En ce qui concerne l'alcool, au travers de mouvements d'opinion, on observe en Angleterre, au milieu du XVIIIe siècle, les prémisses d'une première prise de conscience du danger que peut représenter l'abus de cette boisson, ce qui aboutira aux premières réglementations de la vente du gin. Il s'agit toutefois d'un phénomène relativement isolé en Europe et les gouvernements ne prendront des mesures de lutte contre ce fléau qu'au milieu du siècle suivant. Bien que le lien entre ivrognerie et delirium tremens soit établi par Rayner en 1819, le monde médical n'a pas encore conscience que l'abus chronique d'alcool entraîne une déchéance de l'organisme. C'est pourquoi la condamnation de l'ivrognerie qui prend forme dès les années 1830 se fait avant tout au nom de la défense d'une morale sociale dans le cadre de l'influence grandissante du mouvement hygiéniste lequel frappe d'infamie l'abus d'alcool, le baptisant vice populaire. Ainsi la relative tolérance pour l'ivrognerie, qui existait encore au siècle précédant, se modifie et fait place à des jugements sévères et réprobateurs.

Quatre ans après la publication de J. Moreau de Tours sur le haschisch, soit en 1849, Magnus Huss, professeur de médecine à Stockholm, invente le terme d'alcoolisme pour regrouper un ensemble de symptômes psychiques et somatiques liés à l'abus d'alcool. Le suffixe -isme était déjà utilisé pour décrire des phénomènes d'intoxication involontaire ("ergotisme", "saturnisme") et c'est dans ce sens qu'il l'utilise. Bien que l'abus d'alcool soit un phénomène connu depuis fort longtemps sous le terme d'ivrognerie, ce n'est qu'au milieu du XIXe siècle qu'il tend à être problématisé en tant que danger social. Grâce aux descriptions de certains scientifiques qui aboutissent à la création de cette nouvelle catégorie nosographique, un danger jusqu'alors diffus se voit circonscrit. Ce processus de prise de conscience par le corps médical d'une maladie spécifique représente un des aspects de la construction sociale du phénomène, car tant qu'un phénomène n'est pas nommé et délimité à l'aide d'outils conceptuels, il n'a pour ainsi dire pas d'existence sociale propre.
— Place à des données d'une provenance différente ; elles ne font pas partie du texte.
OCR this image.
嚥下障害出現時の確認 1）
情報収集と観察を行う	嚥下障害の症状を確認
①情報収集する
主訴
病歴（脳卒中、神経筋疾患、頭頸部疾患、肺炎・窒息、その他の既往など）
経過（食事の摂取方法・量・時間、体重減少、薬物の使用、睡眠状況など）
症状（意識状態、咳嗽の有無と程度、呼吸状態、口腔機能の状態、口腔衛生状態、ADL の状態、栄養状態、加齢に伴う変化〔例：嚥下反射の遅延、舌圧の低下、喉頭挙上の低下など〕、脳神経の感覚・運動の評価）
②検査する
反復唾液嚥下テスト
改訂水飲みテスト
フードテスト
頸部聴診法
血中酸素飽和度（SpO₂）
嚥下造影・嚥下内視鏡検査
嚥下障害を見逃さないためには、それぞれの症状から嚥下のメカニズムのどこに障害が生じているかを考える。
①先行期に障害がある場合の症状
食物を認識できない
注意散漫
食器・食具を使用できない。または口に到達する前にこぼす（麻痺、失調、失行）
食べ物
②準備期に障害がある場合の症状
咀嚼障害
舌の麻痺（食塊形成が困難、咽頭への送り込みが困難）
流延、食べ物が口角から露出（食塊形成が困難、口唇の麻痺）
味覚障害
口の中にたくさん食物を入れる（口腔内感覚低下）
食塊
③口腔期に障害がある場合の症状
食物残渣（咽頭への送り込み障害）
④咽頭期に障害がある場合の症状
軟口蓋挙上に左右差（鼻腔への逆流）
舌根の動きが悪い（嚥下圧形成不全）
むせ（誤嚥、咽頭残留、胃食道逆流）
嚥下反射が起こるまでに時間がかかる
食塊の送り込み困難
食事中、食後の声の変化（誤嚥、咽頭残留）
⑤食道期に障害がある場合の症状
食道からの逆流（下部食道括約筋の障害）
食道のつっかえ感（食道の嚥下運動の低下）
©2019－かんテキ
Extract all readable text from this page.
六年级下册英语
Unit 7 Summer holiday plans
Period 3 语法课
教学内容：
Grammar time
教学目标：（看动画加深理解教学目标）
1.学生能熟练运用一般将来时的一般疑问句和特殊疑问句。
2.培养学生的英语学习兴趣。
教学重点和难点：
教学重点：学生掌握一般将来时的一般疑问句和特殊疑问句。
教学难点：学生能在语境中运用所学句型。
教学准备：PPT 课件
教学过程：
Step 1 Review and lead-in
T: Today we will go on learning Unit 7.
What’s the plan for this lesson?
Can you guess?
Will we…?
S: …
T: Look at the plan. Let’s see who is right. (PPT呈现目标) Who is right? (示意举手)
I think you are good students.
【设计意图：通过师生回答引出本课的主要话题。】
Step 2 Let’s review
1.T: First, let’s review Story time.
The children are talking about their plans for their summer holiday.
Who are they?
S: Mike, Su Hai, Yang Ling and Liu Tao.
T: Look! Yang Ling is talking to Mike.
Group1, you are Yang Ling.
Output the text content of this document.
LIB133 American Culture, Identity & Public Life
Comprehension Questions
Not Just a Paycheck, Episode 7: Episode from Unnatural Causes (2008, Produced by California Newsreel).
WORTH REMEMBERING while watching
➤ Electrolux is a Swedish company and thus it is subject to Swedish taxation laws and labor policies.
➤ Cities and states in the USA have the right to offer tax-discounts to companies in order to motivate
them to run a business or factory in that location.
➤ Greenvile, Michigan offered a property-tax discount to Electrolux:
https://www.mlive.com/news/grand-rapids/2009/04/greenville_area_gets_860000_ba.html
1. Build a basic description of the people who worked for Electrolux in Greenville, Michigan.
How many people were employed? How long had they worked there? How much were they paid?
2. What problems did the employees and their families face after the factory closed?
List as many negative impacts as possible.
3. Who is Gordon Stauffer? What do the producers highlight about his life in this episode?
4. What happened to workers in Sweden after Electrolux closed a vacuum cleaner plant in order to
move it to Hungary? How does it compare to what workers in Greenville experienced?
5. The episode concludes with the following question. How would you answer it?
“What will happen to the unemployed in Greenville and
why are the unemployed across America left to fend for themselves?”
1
Un processus semblable de construction et de reconnaissance d'un fait pathologique va avoir lieu dès les années 1870 afin d'appréhender l'extension de la poussée de morphinomanie propre à cette période. Si le processus de création d'une entité nosographique est similaire dans les deux types d'addictions au niveau de la forme et du contenu (alcoolisme et morphinomanie seront tous deux éclairés grâce à la théorie de la dégénérescence), le cas de l'alcoolisme est d'autant plus éclairant puisque, contrairement à la morphinomanie, le phénomène existait bien avant qu'on ne le reconnaisse comme tel.

Notes
43.

J. E. D. Esquirol, Des passions considérées comme causes, symptômes et moyens curatifs de l'aliénation mentale, Paris, Thèse de médecine, 1805.

44.

A. Porot, Manuel alphabétique de psychiatrie, Paris, PUF, 1984.

45.

J. E. D. Esquirol, Des maladies mentales considérées sous les rapports médical, hygiénique et médico-légal, Paris, 1838.

46.

J.-J. Yvorel, Les poisons de l'esprit, Paris, Quai Voltaire, 1992.

47.

J. Moreau de Tours, Du hachich et de l'aliénation mentale, Paris, 1845.